Citation: Journal of the Atmospheric Sciences 75, 2; 10.1175/JAS-D-17-0090.1

Spontaneous jet formation in a retrograde parabola was demonstrated by Scott and Tissier (2012), a time reversal of the near-equatorial behavior in Fig. 6d, as it were. Intriguing as such trajectories are, with simple morphology in physical space, they have otherwise not yet been simulated numerically. With energy input, an alternative and seemingly preferred pathway is for adjacent prograde jets to come closer together, albeit very slowly, and eventually to merge (Scott and Polvani 2007). In this way the global staircase configuration accommodates a continuous random input of energy at high horizontal wavenumber. It is not surprising that merger depends on initial proximity, if indeed that is the lesson taught by these experiments. Long-range interaction (e.g., via Rossby waves and instabilities) is implied by the simulated merger (DS’08). The shorter the range, the faster the interaction? Nevertheless, we find the state of understanding unsatisfactory at present. Somewhat bothersome is that, in light of comments regarding global KE, any irregular spacing of jets is not a minimum energy or “ground state” of the system. Should not a natural system find itself in such a ground state eventually, if not initially?

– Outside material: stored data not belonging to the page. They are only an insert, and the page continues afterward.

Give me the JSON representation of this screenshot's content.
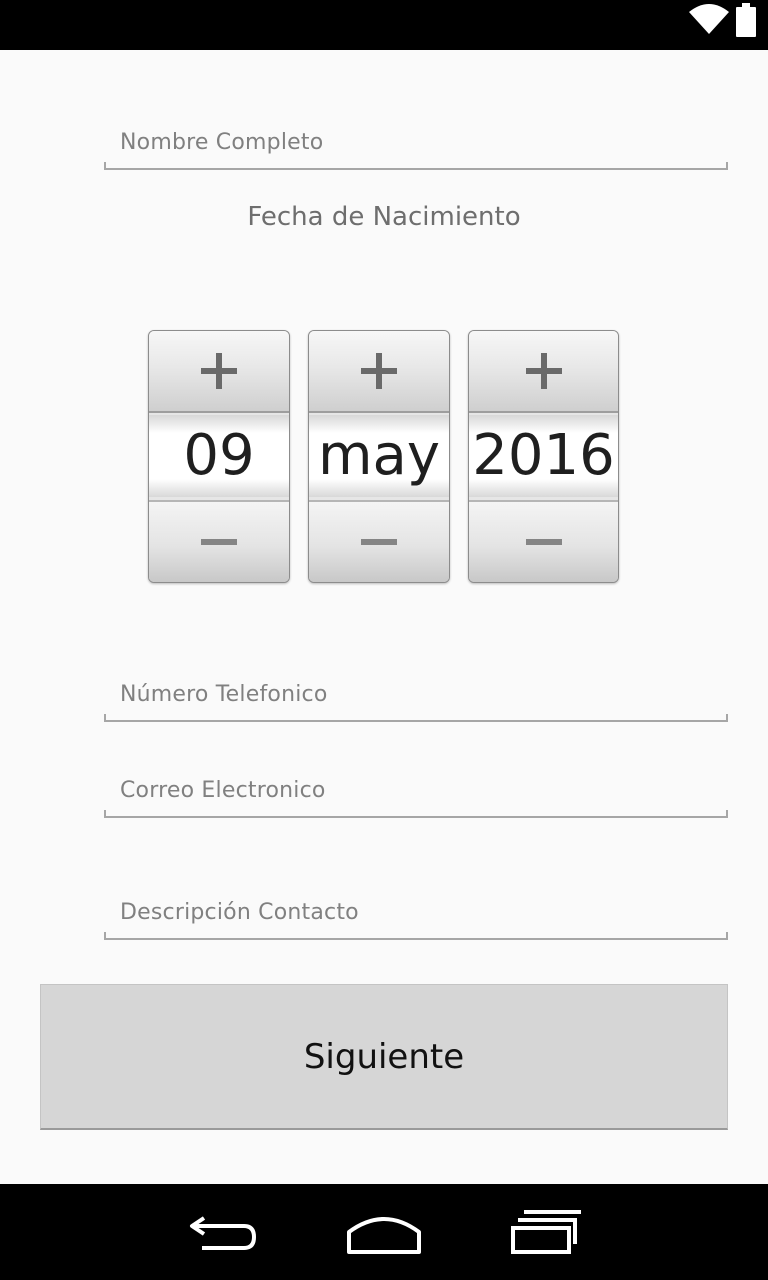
{
  "status_bar": {
    "icons": [
      "wifi-icon",
      "battery-icon"
    ]
  },
  "form": {
    "full_name_placeholder": "Nombre Completo",
    "birth_date_label": "Fecha de Nacimiento",
    "phone_placeholder": "Número Telefonico",
    "email_placeholder": "Correo Electronico",
    "contact_description_placeholder": "Descripción Contacto",
    "next_button_label": "Siguiente"
  },
  "date_picker": {
    "day": "09",
    "month": "may",
    "year": "2016",
    "increment_icon": "plus-icon",
    "decrement_icon": "minus-icon"
  },
  "nav_bar": {
    "icons": [
      "back-icon",
      "home-icon",
      "recent-apps-icon"
    ]
  }
}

Further numerical study is needed to address this question and to explore the two preferred types of solution trajectory identified in Figs. 5 and 6. Whether or not the examples of Fig. 6 are realizable numerically, they provide a compact depiction of possible regular staircases in the most relevant range of C. In lieu of global KE, a better diagnostic approach is to exploit objective Lagrangian methods (Rutherford and Dunkerton 2017, manuscript submitted to J. Atmos. Sci.). Eulerian kinetic energy is not objective and therefore is not optimal for theoretical analysis of energy–momentum states in fluid continua. Indeed, the physical transitions depicted in Fig. 6 (and their respective inserts showing KE) require conversions between eddy and mean energies, or equivalently, conservation of Lagrangian metrics such as pseudoenergy and Kelvin’s circulation (Andrews and McIntyre 1978a,b; Dunkerton 1980).